Weezy llegó a casa a las cinco y media y cenaron juntos temprano. Ella había comprado comida en la charcutería: lonchas de jamón, rodajas de pechuga de pavo, lonchas de queso, ensalada de macarrones, ensalada de patatas, pepinillos grandes al eneldo y porciones de pastel de queso. Había mucha comida, pero ninguno de los dos comió mucho; ella siempre estaba pendiente de su silueta, consciente de cada gramo de más, y Colin simplemente se encontraba demasiado preocupado por la noche que se avecinaba como para sentir mucho apetito.

—¿Vas a volver a la galería?

—Dentro de una hora más o menos.

—¿Estarás en casa a las nueve?

—Me temo que no.
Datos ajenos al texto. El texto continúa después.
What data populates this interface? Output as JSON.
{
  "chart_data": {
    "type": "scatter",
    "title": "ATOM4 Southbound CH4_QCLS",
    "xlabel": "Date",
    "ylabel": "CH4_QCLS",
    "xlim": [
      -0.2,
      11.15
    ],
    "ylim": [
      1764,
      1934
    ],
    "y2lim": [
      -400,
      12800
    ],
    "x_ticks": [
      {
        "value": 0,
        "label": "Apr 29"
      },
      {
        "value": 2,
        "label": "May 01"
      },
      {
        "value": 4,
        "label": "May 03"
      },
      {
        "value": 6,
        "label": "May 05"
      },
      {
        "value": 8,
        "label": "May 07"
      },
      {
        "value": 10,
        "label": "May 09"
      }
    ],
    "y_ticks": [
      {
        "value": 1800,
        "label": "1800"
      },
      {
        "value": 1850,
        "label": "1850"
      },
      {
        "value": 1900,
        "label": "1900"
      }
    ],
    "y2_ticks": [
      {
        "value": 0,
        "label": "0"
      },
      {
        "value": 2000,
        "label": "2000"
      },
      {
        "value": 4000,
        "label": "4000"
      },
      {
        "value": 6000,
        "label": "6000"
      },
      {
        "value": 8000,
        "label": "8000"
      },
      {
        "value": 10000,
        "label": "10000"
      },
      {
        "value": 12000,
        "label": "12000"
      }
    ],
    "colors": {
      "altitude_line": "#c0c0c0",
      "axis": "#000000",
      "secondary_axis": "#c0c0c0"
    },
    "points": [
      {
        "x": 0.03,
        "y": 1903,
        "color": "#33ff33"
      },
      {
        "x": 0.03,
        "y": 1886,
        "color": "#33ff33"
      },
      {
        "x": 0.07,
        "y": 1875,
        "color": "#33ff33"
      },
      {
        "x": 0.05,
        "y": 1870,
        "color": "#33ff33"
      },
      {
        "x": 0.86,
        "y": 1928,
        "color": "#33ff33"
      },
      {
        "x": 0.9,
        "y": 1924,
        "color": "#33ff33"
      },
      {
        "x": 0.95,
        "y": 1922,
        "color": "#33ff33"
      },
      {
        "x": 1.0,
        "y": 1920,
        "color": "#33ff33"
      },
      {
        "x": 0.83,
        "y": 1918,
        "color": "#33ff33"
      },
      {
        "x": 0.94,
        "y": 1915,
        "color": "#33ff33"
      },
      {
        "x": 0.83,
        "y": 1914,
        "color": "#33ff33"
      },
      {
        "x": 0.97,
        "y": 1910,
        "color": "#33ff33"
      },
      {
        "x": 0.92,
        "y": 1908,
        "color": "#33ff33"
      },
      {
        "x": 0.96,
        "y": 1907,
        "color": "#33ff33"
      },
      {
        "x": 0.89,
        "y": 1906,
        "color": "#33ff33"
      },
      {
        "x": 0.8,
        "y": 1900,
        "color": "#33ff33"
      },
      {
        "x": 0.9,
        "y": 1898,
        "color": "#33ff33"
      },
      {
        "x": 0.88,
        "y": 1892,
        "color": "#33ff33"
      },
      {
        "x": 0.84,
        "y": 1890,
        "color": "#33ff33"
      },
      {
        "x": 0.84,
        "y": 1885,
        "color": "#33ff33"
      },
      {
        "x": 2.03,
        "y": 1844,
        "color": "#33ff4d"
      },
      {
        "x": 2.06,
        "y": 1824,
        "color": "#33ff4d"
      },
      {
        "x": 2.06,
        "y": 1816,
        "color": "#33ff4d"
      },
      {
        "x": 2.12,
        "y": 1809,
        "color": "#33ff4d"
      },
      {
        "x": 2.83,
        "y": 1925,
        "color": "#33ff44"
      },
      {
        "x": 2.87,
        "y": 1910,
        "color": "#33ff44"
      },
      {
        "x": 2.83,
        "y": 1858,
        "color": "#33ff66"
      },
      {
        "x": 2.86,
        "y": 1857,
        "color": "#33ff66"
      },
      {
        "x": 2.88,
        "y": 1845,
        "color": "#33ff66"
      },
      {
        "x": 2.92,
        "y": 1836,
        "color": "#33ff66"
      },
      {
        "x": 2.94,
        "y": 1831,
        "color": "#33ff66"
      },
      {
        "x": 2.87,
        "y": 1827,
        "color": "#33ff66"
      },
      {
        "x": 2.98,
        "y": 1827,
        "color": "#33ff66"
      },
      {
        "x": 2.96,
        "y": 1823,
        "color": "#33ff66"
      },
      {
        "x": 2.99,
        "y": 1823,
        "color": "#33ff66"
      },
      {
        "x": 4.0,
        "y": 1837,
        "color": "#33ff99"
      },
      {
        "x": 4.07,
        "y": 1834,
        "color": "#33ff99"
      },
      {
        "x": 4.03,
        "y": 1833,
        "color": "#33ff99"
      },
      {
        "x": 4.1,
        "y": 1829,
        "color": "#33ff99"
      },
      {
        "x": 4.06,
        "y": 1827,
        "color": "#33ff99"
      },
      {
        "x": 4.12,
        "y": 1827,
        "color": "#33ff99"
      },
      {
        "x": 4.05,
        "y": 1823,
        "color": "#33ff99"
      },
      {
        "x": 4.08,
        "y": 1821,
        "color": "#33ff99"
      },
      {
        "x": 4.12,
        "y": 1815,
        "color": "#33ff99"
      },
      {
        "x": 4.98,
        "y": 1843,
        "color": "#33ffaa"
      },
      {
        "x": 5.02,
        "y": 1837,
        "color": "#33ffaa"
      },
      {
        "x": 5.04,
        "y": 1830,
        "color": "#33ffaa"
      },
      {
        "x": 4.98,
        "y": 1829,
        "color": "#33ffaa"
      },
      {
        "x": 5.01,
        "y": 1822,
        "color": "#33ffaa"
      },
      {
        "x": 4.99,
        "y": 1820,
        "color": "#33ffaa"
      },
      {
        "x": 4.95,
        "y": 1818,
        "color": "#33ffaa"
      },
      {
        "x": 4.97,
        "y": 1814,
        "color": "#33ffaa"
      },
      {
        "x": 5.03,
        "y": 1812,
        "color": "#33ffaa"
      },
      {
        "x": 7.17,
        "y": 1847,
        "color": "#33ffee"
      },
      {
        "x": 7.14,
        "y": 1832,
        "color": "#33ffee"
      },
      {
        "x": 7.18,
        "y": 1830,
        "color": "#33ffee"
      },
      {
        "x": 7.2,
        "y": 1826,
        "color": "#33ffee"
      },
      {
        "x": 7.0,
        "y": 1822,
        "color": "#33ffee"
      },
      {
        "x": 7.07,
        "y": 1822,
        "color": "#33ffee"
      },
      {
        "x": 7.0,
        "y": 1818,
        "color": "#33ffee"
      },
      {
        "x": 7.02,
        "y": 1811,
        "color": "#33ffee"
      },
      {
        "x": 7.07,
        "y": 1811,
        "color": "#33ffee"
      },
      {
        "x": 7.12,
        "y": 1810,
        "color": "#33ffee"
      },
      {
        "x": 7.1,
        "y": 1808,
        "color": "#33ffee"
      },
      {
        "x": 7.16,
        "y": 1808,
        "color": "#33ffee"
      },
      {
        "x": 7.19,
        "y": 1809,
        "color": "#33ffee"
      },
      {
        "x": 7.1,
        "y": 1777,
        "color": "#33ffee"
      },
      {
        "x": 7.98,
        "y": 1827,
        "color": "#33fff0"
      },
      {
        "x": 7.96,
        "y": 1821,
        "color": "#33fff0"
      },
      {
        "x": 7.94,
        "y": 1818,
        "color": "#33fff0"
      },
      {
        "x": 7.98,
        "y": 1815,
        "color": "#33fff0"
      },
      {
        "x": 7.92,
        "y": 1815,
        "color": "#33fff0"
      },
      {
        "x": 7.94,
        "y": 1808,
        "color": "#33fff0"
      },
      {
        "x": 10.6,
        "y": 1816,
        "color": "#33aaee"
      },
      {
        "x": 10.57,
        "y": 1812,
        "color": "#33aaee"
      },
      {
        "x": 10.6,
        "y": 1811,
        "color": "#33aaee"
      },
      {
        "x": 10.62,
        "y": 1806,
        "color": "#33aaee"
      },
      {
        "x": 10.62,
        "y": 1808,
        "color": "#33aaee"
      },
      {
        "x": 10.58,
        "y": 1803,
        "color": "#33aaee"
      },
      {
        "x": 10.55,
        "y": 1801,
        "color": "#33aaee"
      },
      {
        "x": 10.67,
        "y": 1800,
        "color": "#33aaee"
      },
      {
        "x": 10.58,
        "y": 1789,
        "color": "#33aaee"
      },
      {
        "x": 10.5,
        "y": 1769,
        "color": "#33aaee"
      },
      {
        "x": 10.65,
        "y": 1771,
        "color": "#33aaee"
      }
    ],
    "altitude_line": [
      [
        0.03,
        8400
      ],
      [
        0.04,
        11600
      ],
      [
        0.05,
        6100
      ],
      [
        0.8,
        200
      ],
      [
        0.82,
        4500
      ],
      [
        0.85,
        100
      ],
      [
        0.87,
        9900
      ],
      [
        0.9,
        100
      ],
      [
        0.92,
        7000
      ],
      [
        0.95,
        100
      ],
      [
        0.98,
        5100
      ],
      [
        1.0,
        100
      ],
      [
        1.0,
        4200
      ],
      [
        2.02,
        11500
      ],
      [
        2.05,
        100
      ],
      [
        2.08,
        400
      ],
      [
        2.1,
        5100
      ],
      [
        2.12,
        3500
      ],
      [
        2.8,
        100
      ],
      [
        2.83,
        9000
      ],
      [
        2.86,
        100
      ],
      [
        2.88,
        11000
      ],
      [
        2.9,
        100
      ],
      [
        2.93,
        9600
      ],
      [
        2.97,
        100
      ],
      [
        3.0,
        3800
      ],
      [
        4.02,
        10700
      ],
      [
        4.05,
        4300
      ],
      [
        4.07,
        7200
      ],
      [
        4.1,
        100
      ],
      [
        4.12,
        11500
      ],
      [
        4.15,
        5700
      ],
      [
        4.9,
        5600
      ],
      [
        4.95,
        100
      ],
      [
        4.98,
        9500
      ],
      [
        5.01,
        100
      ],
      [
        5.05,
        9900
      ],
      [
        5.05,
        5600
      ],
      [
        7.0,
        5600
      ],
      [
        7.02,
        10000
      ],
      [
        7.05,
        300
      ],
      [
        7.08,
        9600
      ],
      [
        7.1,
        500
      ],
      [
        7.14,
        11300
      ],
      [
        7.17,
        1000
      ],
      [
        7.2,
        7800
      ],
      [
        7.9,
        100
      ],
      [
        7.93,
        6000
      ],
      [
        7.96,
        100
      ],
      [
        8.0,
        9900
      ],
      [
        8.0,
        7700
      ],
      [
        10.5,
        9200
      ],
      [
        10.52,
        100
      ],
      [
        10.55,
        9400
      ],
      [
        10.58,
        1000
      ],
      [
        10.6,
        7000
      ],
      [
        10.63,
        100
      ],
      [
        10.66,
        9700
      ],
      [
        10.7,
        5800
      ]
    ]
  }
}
Cerraremos a las nueve; luego, barreremos el suelo, quitaremos el polvo de los muebles y abriremos otra vez a las diez.

—¿Para qué?

—Celebramos la inauguración a puerta cerrada de la obra de un nuevo artista. Sólo vendrán quienes hayan recibido invitación.

—¿A las diez de la noche?

—Se supone que es una recepción elegante para después de la cena. Los invitados podrán beber coñac o champán. ¿No te parece estupendo?

—Supongo que sí.

Ella se sirvió un poco de mostaza, enrolló una loncha de jamón, mojó el jamón en la mostaza y lo mordisqueó con refinamiento.

—Vendrán todos nuestros mejores clientes locales.

—¿Hasta cuándo durará?

—Más o menos hasta medianoche.

—¿Luego volverás directamente a casa?

—Supongo que sí.

Colin probó el pastel de queso.

—No te olvides del toque de queda —le recordó ella.

—No me olvidaré.

—Vuelve a casa antes de que anochezca.

—Puedes confiar en mí.

—Así lo espero. Por tu bien, así lo espero.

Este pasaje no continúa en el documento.